Alan Wallace, founder of AppleGreen said, “Our goal has always been to design and build better, bigger, warmer homes for a very affordable price, allowing the average family not just the chance to finally afford a home but also meet the fuel bills. It took two years of intensive research and development, working with experts from BRE as well as universities and architects, to develop a blueprint to meet the rigorous standards required to build on the BRE Innovation Park in Scotland. Our build is a hybrid system, partially built in a factory for improved quality, reduced waste and reduced time. We then construct on-site which is much quicker than traditional builds, and we incorporate various energy creating and energy efficient products. We believe this combination of future build technologies, creating energy with the solar panels and heat recovery, energy saving products will vastly reduce energy costs, helping to eradicate fuel poverty.”

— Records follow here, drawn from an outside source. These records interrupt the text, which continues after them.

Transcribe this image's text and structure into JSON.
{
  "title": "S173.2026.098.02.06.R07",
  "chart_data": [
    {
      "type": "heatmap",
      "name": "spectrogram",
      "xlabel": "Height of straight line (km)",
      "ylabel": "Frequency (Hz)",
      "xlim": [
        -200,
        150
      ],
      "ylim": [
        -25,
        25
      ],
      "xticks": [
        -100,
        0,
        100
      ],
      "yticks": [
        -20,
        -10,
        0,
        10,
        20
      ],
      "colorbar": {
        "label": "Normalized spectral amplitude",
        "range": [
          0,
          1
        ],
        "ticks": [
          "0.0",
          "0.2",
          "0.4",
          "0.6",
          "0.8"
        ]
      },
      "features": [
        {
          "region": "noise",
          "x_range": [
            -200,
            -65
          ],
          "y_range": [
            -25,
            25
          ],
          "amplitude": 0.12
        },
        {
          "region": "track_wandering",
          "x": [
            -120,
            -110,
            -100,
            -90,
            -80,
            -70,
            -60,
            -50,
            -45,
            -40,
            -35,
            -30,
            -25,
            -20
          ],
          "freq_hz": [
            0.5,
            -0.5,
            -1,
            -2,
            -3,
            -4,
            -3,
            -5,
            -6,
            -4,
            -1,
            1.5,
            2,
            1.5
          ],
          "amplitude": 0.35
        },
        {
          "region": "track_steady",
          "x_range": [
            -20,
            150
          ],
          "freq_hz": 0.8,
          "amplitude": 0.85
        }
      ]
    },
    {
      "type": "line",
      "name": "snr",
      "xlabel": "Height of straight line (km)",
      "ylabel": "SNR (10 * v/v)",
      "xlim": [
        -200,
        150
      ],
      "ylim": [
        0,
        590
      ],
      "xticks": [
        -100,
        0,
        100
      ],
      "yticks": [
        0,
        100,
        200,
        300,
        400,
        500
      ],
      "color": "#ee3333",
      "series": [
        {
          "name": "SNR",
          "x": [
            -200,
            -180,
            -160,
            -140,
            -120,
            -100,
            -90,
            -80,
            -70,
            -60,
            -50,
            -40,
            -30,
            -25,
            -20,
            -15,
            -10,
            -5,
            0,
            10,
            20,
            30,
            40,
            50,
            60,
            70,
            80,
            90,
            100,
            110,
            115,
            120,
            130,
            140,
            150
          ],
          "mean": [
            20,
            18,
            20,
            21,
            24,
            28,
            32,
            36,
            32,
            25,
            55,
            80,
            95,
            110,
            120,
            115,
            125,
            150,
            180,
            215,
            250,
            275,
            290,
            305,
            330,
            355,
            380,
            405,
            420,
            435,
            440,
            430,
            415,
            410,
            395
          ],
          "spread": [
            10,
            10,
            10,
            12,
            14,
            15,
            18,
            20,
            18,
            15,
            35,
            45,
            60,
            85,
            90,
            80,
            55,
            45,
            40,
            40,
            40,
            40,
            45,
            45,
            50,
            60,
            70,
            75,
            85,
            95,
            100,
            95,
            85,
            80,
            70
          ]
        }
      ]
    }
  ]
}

To support The Milnes development, which it hopes will be the first of many in the area, AppleGreen intends in the future to build a factory in the area, employing local people and improving skills, which in turn will assist in pouring millions of pounds into the local economy.

Rufus Logan, Director with BRE added, “Rochdale Council is to be applauded for its forward thinking policy in relation to housebuilding, especially at a time when many appear to be moving away from the Code for Sustainable Homes requirement. AppleGreen continues to plan and design to this exacting standard, allowing them to take advantage of advances in construction technologies faster and more consequentially. Benefits brought by the Code for Sustainable Homes have improved sustainability and energy efficiency in new builds and whilst many argue that they cannot afford to build this type of housing, I believe AppleGreen and Rochdale Council will prove otherwise.”